Très attendu, le procès de Dominique Panol, s'ouvrira cet après-midi devant la cour d'assises de Basse-Terre. Dans le box des accusés, un auteur-compositeur très connu, âgé de 63 ans. Il lui est reproché d'avoir tué son fils, Terence Panol, d'un coup de feu, tiré le 10 mai 2013, au domicile familial, à Pliane Gosier.
Dominique Panol est poursuivi pour meurtre. Il comparaît libre sous contrôle judiciaire. Poursuivie, également, sa compagne, Patricia Ladrezeau,  libre, elle aussi. Il lui est reproché des violences volontaires avec arme sans Interruption Temporaire de Travail.
 
Le 10 mai 2013 à Pliane Gosier, Dominique Panol a tué son fils Terence, d'un coup de feu, tiré à moins d'un mètre, en l'atteignant à hauteur de l'estomac et de la poitrine. La victime est décédée sur place, des suites de ses blessures.
L'a t-il fait volontairement ? Selon, l'accusé : NON. Selon les conclusions de l'enquête : OUI. L'homme a varié à plusieurs reprises sa version des faits. Ce qui peut fragiliser son récit. Sa compagne, présente dans la maison au moment du drame, a également donné plusieurs versions.
Tout comme l'aide-ménagère qui soignait la mère de l'accusé. Toutes ces personnes étant sur place lorsque les faits se sont produits, sans nécessairement les avoir tous réellement vécus.
Autant d'évocations qui peuvent perdre ainsi de leur crédibilité et pour lesquelles il faudra à la cour d'assises apporter de la lisibilité pour retracer le fil exact des évènements et se rapprocher de la vérité avant de juger le couple.
L'arme du crime a été saisie tout comme les munitions récupérées dont celle qui avait servi.

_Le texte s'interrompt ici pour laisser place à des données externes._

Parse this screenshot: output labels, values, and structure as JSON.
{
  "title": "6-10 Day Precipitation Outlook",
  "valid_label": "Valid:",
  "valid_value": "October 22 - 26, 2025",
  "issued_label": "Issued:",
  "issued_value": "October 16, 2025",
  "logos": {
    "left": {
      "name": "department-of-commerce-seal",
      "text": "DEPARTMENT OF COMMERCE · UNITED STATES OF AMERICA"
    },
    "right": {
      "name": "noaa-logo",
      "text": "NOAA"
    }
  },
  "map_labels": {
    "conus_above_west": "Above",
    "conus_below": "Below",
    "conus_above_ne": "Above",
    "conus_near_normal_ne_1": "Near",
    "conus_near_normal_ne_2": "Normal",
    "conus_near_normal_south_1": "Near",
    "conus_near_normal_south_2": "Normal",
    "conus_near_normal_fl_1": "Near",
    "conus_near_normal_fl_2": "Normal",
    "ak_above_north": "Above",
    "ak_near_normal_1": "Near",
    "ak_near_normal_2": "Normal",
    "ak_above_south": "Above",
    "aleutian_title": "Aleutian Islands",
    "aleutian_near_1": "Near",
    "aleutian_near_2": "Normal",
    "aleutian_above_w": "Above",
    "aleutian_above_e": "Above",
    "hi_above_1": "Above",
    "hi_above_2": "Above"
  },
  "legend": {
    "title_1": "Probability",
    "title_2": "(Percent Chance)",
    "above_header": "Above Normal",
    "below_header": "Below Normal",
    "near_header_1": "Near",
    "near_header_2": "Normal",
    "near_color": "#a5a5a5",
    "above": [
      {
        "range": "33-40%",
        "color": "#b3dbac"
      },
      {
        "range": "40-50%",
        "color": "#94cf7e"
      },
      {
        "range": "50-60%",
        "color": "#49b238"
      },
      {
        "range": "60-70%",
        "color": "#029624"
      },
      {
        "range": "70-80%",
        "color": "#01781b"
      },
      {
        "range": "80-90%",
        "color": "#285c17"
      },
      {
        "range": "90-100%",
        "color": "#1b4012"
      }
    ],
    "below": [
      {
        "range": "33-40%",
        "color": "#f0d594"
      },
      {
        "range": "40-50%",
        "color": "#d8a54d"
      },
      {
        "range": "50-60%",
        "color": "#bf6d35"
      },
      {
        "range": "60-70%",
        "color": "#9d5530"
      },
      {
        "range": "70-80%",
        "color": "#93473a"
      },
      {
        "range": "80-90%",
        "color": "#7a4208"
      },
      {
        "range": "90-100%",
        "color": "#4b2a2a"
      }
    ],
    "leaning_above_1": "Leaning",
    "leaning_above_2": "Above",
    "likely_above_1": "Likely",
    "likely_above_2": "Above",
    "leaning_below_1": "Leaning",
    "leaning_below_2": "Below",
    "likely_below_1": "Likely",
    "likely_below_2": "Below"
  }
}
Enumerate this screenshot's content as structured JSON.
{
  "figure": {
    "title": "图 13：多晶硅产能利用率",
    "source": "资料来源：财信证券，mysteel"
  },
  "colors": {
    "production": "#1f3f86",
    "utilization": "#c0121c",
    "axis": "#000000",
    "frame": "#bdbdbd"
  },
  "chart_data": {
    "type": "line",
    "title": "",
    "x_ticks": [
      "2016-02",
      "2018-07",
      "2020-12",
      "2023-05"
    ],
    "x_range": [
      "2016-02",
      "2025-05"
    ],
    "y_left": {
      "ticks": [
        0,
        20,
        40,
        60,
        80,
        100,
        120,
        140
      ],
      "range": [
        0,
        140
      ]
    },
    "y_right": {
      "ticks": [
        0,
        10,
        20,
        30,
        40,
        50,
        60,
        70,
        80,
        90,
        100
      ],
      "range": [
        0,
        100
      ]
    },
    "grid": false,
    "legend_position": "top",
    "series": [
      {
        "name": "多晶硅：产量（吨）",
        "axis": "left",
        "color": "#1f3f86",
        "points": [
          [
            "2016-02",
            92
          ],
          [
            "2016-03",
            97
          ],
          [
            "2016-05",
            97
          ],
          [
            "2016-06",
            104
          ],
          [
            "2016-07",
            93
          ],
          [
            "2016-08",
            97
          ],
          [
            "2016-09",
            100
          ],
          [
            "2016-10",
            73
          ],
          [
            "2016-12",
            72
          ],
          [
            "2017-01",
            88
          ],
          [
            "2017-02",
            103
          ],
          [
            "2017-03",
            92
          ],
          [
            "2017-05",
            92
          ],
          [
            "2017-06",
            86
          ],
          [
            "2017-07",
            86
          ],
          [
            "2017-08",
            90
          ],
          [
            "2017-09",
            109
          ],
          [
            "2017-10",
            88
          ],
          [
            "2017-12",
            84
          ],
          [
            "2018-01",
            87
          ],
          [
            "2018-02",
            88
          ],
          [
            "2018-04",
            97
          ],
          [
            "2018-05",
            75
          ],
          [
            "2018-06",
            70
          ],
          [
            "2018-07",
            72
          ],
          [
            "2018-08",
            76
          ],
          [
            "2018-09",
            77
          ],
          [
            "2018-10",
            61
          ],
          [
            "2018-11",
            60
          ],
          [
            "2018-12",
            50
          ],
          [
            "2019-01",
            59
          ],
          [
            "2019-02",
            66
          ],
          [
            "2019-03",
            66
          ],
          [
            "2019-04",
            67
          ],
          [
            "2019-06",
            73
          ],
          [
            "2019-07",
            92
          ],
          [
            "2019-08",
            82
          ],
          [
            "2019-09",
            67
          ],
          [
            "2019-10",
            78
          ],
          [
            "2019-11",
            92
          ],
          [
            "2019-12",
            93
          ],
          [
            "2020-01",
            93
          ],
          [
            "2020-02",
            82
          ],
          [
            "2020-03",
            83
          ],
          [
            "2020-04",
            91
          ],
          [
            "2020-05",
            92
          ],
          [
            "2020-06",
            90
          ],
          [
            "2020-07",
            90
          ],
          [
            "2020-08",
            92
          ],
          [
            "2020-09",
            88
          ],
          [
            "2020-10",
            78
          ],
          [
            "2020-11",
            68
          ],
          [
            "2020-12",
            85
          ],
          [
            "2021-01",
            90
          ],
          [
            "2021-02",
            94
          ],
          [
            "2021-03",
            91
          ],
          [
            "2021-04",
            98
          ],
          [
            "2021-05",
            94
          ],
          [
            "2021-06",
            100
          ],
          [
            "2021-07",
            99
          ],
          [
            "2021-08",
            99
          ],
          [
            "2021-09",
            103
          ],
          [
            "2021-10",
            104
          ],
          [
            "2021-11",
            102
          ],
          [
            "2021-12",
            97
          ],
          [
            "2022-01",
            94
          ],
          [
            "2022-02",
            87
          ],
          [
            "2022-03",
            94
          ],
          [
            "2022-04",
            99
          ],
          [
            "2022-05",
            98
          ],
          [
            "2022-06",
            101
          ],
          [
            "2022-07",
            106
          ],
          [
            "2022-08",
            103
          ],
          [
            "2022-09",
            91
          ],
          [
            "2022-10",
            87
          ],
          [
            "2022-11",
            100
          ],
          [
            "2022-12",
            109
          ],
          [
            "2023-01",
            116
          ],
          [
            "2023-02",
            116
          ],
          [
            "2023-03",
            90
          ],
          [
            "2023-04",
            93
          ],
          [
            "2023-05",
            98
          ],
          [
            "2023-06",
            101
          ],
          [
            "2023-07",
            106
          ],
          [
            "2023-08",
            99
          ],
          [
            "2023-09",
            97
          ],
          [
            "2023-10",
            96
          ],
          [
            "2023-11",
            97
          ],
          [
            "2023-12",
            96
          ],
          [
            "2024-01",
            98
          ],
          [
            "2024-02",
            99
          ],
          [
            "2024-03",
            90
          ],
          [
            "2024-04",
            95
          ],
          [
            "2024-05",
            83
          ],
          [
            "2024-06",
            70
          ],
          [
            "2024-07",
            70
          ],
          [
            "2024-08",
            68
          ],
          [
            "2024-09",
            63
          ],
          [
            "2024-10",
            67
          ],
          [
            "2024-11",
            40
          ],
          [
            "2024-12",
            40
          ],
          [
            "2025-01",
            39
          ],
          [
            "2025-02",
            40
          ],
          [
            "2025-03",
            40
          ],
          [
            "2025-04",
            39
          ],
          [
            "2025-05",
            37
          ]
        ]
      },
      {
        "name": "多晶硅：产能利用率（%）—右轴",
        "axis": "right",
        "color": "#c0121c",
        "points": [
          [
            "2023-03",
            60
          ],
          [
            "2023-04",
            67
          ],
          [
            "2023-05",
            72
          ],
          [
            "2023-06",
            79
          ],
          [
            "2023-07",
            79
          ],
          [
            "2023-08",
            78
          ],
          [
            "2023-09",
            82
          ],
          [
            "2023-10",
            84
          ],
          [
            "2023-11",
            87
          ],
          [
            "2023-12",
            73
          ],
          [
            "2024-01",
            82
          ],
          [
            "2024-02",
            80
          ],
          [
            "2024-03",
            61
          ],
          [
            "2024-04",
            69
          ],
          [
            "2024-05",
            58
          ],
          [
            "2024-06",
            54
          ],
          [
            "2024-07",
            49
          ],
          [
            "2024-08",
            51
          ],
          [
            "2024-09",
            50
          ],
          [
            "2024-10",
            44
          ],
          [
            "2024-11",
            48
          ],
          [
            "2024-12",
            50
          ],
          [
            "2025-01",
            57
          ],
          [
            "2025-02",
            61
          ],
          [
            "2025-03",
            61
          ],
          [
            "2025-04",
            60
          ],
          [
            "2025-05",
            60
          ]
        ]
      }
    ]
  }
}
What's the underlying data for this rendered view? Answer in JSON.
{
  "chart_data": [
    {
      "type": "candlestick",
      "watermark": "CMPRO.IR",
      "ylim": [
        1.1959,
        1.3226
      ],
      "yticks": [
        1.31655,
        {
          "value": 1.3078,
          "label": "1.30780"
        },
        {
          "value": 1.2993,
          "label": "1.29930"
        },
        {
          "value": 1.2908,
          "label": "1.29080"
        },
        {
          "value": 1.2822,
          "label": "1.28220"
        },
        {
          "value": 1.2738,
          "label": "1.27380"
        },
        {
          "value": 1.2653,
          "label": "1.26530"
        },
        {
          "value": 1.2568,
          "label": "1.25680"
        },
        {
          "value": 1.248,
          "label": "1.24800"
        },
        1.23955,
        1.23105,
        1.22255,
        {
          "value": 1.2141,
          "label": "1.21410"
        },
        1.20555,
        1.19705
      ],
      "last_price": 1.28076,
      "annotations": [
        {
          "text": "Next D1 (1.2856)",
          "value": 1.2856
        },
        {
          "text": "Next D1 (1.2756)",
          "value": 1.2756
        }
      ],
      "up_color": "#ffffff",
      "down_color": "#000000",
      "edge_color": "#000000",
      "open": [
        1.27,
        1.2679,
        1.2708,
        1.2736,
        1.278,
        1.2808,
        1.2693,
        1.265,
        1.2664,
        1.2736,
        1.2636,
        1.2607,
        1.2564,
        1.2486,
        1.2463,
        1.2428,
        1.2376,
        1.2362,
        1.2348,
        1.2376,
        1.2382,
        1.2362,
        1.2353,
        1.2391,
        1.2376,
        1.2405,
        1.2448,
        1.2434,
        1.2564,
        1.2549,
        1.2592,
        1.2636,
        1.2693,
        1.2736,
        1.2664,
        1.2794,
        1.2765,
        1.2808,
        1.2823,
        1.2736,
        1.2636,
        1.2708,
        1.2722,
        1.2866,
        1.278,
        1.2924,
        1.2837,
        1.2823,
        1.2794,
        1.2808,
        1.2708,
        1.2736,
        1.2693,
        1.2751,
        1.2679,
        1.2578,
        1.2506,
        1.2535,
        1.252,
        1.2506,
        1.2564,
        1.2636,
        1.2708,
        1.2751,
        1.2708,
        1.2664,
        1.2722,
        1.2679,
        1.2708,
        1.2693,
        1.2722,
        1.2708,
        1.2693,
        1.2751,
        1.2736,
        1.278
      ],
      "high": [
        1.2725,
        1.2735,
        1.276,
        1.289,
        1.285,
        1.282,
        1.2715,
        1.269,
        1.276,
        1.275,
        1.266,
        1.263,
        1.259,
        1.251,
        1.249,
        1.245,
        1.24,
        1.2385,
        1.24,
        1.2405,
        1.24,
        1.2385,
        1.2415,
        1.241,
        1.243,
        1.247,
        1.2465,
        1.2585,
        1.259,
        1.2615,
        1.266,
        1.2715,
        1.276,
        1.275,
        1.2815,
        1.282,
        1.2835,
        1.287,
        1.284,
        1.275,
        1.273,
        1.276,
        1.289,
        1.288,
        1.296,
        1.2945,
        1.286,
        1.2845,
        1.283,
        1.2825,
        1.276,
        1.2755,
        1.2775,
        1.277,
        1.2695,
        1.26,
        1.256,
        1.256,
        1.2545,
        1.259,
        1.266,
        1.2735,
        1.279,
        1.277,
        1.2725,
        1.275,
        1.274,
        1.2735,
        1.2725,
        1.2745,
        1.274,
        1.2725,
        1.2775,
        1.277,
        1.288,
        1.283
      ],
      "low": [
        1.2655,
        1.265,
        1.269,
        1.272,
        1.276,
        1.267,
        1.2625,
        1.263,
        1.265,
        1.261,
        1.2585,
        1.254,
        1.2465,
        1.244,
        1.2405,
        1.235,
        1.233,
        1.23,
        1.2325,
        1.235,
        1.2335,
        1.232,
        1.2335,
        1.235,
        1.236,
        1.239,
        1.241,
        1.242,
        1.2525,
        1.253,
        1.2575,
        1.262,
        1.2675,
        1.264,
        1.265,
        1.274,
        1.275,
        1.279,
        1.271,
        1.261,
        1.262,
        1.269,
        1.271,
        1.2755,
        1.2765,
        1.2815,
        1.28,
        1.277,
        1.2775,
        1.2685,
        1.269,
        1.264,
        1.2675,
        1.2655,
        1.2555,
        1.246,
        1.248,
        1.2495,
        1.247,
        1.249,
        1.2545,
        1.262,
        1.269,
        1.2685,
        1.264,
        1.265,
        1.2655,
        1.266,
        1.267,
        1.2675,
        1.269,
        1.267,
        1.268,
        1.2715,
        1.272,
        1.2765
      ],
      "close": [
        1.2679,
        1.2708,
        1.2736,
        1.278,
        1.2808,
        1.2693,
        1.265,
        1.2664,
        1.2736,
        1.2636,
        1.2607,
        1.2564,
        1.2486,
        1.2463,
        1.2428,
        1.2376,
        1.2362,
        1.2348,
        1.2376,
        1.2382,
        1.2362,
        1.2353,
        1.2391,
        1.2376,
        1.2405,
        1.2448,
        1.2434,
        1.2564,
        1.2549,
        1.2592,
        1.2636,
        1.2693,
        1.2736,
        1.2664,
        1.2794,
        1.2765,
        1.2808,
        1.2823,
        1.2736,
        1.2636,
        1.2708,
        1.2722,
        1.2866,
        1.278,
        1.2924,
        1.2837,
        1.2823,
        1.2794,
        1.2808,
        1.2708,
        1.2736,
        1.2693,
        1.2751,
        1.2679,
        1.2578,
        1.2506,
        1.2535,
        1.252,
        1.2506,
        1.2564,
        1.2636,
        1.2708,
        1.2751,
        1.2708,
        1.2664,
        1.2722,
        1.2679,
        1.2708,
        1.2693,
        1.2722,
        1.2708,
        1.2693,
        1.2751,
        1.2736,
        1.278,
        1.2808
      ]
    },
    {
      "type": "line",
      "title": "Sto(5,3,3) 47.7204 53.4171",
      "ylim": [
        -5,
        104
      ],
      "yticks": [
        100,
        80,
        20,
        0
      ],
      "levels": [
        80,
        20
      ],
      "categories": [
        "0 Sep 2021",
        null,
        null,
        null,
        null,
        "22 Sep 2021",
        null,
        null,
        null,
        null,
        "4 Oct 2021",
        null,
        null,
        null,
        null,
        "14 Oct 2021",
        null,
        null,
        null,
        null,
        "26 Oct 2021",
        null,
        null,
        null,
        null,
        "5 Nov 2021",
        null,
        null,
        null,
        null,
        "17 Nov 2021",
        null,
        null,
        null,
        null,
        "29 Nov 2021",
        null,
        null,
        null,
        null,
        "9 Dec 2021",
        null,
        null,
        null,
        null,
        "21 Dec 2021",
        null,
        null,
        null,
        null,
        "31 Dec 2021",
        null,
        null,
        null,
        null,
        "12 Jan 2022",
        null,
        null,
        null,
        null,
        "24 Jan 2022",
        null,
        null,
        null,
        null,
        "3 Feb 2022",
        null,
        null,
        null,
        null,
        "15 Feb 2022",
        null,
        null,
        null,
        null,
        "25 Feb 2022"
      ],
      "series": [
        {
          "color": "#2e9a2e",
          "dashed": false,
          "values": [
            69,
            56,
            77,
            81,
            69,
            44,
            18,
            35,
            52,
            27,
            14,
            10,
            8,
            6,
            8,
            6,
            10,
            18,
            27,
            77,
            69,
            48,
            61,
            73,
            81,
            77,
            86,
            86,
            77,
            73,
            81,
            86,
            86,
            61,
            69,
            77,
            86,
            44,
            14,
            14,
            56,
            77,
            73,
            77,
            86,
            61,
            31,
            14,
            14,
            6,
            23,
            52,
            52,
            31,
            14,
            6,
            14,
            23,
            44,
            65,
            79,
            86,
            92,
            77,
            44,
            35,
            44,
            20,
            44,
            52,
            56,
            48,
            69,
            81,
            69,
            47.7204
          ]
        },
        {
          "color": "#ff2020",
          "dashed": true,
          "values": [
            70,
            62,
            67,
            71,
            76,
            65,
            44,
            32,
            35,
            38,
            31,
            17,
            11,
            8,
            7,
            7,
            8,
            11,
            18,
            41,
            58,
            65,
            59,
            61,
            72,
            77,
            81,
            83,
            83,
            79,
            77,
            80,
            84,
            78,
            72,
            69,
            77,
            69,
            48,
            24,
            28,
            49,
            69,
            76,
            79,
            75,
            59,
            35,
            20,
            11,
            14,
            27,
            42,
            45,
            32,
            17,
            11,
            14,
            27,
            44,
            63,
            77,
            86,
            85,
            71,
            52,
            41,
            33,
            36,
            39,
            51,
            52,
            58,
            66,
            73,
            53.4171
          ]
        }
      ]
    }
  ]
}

Retrouvés aussi sur place : un bâton et un coutelas. Mais si la compagne du chanteur, Patricia Ladrezeau , a reconnu s'en être servie pour frapper Terence, personne n'est en mesure de confirmer leur usage réel. A savoir si  le jeune homme avait disposé du bâton, ou encore du coutelas qui de doute évidence n'avait pas été utilisé. 
Autant d'éléments troublants qui ajoutent au doute pesant sur la véracité des récits des accusés et qui dédouaneraient une victime qui aurait pu, dans ces conditions, ne pas être armée et ne pas être, par conséquent, dangereuse, au point d'être frappée et abattue.
C'est donc un dossier délicat, mais également extrêmement douloureux qui vient aussi soulever les risques que peuvent entrainer une absence ou un déficit de communication et d'affection entre un père et son fils au point d'aboutir à un manque de confiance et d'entrainer une véritable défiance entre les deux.